En contra de la tolerancia, desde siempre. Por varios motivos pero principalmente por la superioridad moral que se otorga a sí mismo el que lleva a cabo la acción de tolerar al otro. Es decir, el que tolera siempre está por encima del que es tolerado, al menos en un plano simbólico que será sutil, de acuerdo pero es y se le concede esa condición de admitido, de válido, de pertinente desde un estatus y ese nivel, esa posición o ese privilegio de decir sí o no es lo que más se me atraganta.
La tolerancia es una forma de marginación.

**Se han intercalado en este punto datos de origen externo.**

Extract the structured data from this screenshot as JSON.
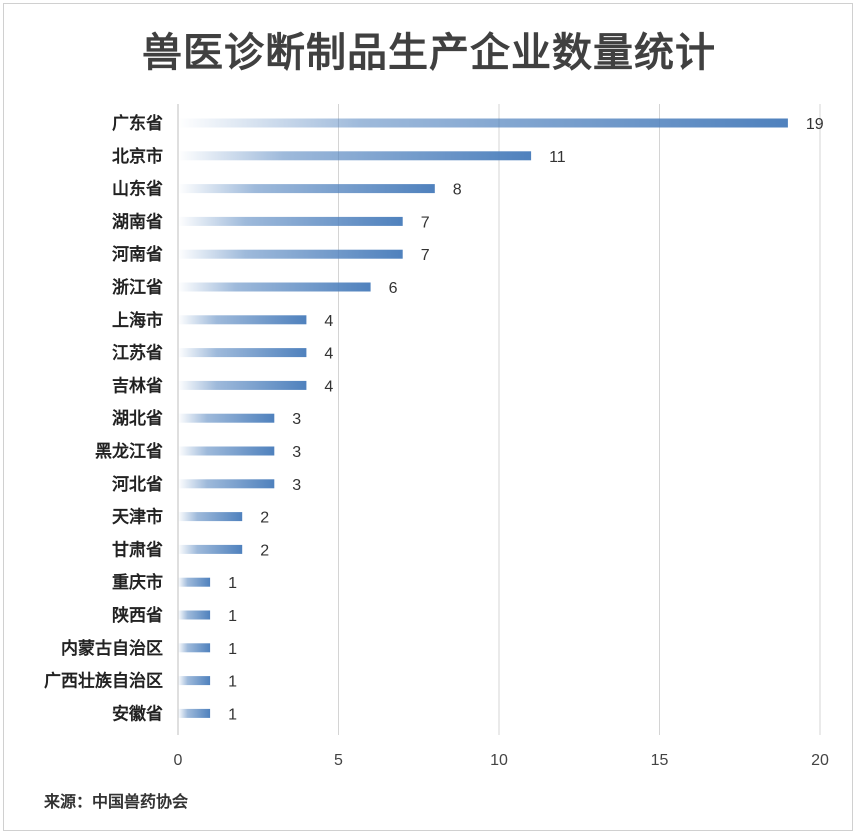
{
  "chart_data": {
    "type": "bar",
    "orientation": "horizontal",
    "title": "兽医诊断制品生产企业数量统计",
    "source": "来源：中国兽药协会",
    "categories": [
      "广东省",
      "北京市",
      "山东省",
      "湖南省",
      "河南省",
      "浙江省",
      "上海市",
      "江苏省",
      "吉林省",
      "湖北省",
      "黑龙江省",
      "河北省",
      "天津市",
      "甘肃省",
      "重庆市",
      "陕西省",
      "内蒙古自治区",
      "广西壮族自治区",
      "安徽省"
    ],
    "values": [
      19,
      11,
      8,
      7,
      7,
      6,
      4,
      4,
      4,
      3,
      3,
      3,
      2,
      2,
      1,
      1,
      1,
      1,
      1
    ],
    "xlim": [
      0,
      20
    ],
    "xticks": [
      0,
      5,
      10,
      15,
      20
    ],
    "grid": true,
    "data_labels": true,
    "bar_color": "#4f81bd"
  }
}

Desde ese punto de vista, la tolerancia es un método de exclusión en el fondo. Y siempre el fujo va de la mayoría a la minoría, es decir, la minoría es tolerada por los que simplemente son más y ese valor numérico que va ligado a la legitimación que da el tiempo principalmente, pero también a las constumbres, las tradiciones, las modas o los usos allá donde fueras, tiene muy poco peso desde una perspectiva de individualismo militante.
La tolerancia se practica con grupos sin cara.
La tolerancia no va más allá del colectivo, no se detiene en las circunstancias personales de los tolerados o tolerables y no le importa.
La tolerancia es mala. A secas, es mala con unos y otros.
Y creo que eso es todo.
Desde siempre, la intolerancia por bandera. No hace falta disimularlo. Es preferible a la larga ser intolerante de primeras porque en el fondo, el que tolera, el tolerador o el grupo de toleradores no lo hace con gusto o por convencimiento o por dar uso a su inteligencia sino que toleran porque no les queda otro remedio y eso es ser intolerante en el fondo, lo que significa que, en definitiva, hay una inversión de términos muy propia del mundo moderno y que al final se le ha querido dar entidad en valores a un concepto que no se sostiene por sí mismo.
Y es lo que pasa cuando se llenan de aire caliente los eufemismos.
Y es por eso que lo escribo aquí.
Al menos para dejar constancia de mi postura: En contra de la tolerancia, desde siempre.